MUMBAI: Despite repeated reminders and awareness campaigns, truckers on highways are using the middle or outer lanes while driving. On highways or expressways, heavy vehicles are supposed to keep to the left and use the middle or the lane on the right only to overtake. Lighter or smaller vehicles such as cars and SUVs should ideally have right of way for the middle and outer lanes.
However, this discipline is nowhere visible. Highly placed sources said police is even investigating the probability of a truck being involved in the accident in which two persons including former Tata Sons chief Cyrus Mistry were killed. It is probable, they said, that a heavy vehicle may have veered to the right on the Charoti toll naka stretch, prompting the Mercedes SUV driven by Anahita Pandole to try and overtake from the left at high speed.
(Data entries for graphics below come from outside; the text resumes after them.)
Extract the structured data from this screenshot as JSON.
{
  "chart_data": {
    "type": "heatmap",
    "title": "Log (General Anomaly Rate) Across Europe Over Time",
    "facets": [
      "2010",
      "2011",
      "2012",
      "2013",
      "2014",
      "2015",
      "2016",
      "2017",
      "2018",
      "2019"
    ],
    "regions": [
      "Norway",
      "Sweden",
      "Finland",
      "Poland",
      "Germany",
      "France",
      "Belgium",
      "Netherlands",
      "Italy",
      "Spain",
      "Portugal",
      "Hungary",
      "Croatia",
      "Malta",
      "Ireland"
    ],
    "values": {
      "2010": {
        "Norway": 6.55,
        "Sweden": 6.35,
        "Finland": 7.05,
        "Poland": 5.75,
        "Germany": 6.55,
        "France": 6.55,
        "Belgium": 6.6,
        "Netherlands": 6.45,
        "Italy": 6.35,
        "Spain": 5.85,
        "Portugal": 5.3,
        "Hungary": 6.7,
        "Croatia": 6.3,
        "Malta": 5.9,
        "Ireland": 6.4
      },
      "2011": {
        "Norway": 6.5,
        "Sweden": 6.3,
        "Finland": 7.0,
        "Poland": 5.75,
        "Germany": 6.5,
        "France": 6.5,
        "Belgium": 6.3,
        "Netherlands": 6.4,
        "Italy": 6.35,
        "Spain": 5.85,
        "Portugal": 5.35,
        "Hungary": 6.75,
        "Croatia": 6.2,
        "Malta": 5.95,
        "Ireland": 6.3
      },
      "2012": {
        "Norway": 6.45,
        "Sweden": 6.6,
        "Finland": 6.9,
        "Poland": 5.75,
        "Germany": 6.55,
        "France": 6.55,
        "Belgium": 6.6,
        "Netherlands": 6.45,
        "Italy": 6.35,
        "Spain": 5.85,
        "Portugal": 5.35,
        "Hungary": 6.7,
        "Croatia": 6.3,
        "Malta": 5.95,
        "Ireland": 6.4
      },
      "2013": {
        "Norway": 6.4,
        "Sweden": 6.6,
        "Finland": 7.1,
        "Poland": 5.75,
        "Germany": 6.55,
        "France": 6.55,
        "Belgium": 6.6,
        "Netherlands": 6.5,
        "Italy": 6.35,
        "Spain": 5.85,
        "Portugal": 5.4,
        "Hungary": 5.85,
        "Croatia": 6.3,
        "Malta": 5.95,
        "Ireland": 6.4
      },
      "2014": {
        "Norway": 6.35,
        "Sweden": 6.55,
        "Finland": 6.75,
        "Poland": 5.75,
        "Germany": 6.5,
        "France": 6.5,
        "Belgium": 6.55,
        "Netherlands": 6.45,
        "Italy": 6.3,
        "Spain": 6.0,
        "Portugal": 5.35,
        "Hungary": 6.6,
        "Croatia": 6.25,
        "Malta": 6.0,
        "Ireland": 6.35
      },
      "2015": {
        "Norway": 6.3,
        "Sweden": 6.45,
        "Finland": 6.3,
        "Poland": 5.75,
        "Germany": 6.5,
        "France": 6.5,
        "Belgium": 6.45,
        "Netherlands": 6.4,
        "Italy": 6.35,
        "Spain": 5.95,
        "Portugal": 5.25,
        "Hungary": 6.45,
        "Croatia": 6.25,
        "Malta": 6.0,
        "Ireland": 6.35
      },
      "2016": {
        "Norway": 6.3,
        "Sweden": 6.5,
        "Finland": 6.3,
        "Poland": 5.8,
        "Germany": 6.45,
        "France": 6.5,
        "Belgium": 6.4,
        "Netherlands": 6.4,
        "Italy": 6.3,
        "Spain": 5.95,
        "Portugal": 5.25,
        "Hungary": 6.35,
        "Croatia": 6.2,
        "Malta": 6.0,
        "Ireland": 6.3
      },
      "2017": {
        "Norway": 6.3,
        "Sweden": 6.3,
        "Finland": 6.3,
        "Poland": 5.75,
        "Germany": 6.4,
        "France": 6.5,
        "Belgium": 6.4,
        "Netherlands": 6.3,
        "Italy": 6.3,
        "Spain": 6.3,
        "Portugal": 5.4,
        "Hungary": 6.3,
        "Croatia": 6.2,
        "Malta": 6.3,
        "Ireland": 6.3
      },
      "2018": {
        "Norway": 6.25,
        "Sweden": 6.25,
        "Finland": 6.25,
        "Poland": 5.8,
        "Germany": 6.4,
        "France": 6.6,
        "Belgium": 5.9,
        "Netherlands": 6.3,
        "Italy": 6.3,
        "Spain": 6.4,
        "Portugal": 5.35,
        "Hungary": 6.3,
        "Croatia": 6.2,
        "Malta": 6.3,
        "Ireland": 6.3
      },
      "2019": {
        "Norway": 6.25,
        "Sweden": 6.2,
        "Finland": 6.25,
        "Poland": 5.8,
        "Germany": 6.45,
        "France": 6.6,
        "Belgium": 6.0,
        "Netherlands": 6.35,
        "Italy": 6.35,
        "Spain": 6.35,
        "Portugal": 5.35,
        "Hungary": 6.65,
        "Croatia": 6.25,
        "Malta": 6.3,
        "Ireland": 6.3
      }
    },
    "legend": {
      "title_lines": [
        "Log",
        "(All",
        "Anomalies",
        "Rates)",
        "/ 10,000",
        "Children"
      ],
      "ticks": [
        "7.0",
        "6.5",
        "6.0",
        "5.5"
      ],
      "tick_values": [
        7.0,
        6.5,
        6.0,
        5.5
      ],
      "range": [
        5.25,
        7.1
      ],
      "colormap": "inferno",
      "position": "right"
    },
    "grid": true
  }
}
Sources with the state government’s infrastructure arm said the sudden narrowing of lanes over the bridge may have caught Pandole unawares at this point. She could have misjudged the width of the road and hit the concrete railing on the side on the left.
Officials said police was carrying out a detailed investigation into this scenario.
In a similar accident some weeks back, Vinayak Mete, a Maratha leader died on the Mumbai-Pune expressway when the driver of his SUV rammed into a multi-axle container truck in an attempt to overtake it. The truck was veering from the middle lane to the outer one.
Nitin Dossa, chairman of the Western India Automobile Association, said lane indiscipline should be dealt with stringent implementation of fines so that no trucker dares to drive at high speed on the right side on highways. “Police should detain them instead of just slapping fines. They should be forced to undergo training before they are released from police stations,” he said.
“On the expressway, trucks for the most part are on the left and middle lane and not the first lane which is for cars. Whereas if you go on the Mumbai-Pune-Bangalore highway via the Pune bypass, you will find trucks in the outer lane. As you keep going further till you take a right to Mahabaleshwar, trucks are commonly found in this lane. As a car driver when you have trucks going at low speeds one is forced to overtake from the wrong side. If an accident happens, the cops or newspapers would say the car was overtaking from the wrong side. Insurance companies would say wrong driving. Taking the right lane once in a while by a trucker is understandable but it has become the norm more or less now,” said Vinod Narayan, a regular motorist.